Young people are increasingly “less concerned” about the price of regulated financial advice, research has found
Research published by OpenMoney last week (November 5) found just 11 per cent of 18 to 24-year-olds thought cost was an issue, compared with 25 per cent last year.
The firm had polled more than 2,000 UK adults who had not paid for financial advice in the last two years, and found for 17 per cent financial advice would have to cost less for them to pay for it.
Despite assumptions young people might be the most price-sensitive when it comes to financial advice, these concerns had more than halved amongst this age group between 2020 and 2021.
Young people who were not concerned with price cited other factors which would change their mind on whether or not to pay for financial advice, including a need to be convinced it would save them money, and the need to be able to trust the advice.
“The fact that young people in particular have become less concerned about the price of advice bodes well for the future,” said Anthony Morrow, OpenMoney’s co-founder.
“It suggests there is a growing awareness among 18 to 24-year-olds that good quality, regulated advice is worth taking, possibly because sadly that age group has been worst affected financially by the pandemic and is now most in need of help.”
Reflecting these findings onto Britain's population, the financial advice firm calculated 6m people (up from 5.3m last year) wanted advice but thought it costs too much.
But a larger reason for not taking paid for financial advice was not knowing it existed. This year, almost a quarter (24 per cent) of the adults polled said they did not know this kind of advice existed.

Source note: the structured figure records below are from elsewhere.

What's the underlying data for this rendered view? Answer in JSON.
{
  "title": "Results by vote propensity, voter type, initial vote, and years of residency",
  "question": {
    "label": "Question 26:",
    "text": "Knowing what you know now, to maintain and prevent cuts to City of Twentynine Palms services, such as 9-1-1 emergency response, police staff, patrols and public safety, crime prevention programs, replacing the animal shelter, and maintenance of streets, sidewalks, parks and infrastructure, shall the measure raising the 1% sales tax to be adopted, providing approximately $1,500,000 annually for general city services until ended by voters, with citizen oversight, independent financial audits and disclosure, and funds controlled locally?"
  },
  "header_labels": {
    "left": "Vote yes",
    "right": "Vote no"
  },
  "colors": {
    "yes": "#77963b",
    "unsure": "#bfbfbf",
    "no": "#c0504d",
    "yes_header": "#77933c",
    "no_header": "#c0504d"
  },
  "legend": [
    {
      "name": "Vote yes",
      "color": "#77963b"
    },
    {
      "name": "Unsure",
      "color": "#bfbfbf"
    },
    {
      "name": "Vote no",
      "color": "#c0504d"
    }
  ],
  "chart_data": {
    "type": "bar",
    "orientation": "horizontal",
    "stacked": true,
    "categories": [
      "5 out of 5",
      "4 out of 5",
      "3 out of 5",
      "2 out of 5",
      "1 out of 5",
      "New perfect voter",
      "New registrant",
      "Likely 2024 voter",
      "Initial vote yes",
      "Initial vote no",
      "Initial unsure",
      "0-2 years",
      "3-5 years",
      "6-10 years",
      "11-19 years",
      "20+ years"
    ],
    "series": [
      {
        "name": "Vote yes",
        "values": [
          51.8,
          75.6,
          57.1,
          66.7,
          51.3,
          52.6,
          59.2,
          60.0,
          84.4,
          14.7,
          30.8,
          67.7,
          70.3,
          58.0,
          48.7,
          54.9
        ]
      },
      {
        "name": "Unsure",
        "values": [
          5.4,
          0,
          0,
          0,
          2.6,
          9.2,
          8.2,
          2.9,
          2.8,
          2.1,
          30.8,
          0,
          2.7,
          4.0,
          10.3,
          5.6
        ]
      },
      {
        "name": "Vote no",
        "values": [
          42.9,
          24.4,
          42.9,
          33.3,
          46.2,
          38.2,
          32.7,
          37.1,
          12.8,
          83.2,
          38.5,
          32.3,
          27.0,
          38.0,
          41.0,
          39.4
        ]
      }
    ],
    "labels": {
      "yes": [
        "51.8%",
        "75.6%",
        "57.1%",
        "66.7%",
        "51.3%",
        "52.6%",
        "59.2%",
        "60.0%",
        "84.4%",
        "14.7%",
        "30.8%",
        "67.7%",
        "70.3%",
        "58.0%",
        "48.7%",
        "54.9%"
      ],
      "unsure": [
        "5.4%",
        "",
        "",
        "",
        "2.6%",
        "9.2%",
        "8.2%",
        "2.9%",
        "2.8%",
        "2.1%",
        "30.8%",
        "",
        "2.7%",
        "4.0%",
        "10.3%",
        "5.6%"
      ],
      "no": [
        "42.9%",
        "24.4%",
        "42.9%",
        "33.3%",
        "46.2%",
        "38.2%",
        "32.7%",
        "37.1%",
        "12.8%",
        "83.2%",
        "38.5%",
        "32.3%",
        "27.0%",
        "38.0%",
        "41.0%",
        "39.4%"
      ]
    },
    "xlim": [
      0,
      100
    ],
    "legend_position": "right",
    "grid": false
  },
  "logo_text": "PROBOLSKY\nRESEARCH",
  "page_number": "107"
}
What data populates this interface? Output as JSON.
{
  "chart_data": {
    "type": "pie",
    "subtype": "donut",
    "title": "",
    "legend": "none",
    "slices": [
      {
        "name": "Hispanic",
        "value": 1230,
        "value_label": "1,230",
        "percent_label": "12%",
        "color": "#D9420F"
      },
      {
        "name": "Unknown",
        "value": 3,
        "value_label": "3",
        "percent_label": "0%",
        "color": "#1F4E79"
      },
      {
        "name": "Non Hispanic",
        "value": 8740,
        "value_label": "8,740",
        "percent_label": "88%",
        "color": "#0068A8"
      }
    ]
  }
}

For those who had paid for regulated advice in the past two years, 43 per cent said they paid for the value of service their adviser provided.
Other reasons were understanding the complexity of their finances, peace of mind, and a lack of confidence to manage their finances themselves.
However, uptake of professional advice has fallen in the past year.
OpenMoney found 7 per cent of respondents had paid for advice in the past year, compared with 10 per cent in 2020.
“It’s disappointing that so little has improved since the advice gaps were first identified by Citizens Advice in 2015," said Morrow, pointing to the annual advice gap report's former owner.
He added: "This is the third year OpenMoney has run this research and despite all the talk in that time about financial education, levelling up, combatting scams and protecting people from financial harm, actual positive action has been incredibly slow.
“Worse still, the investment market is becoming more and more dangerous, especially for inexperienced investors. Yet due to the inaccessibility of advice, people are left to fend for themselves in a world of crypto, high-frequency trading and high-risk products. It’s time for a change."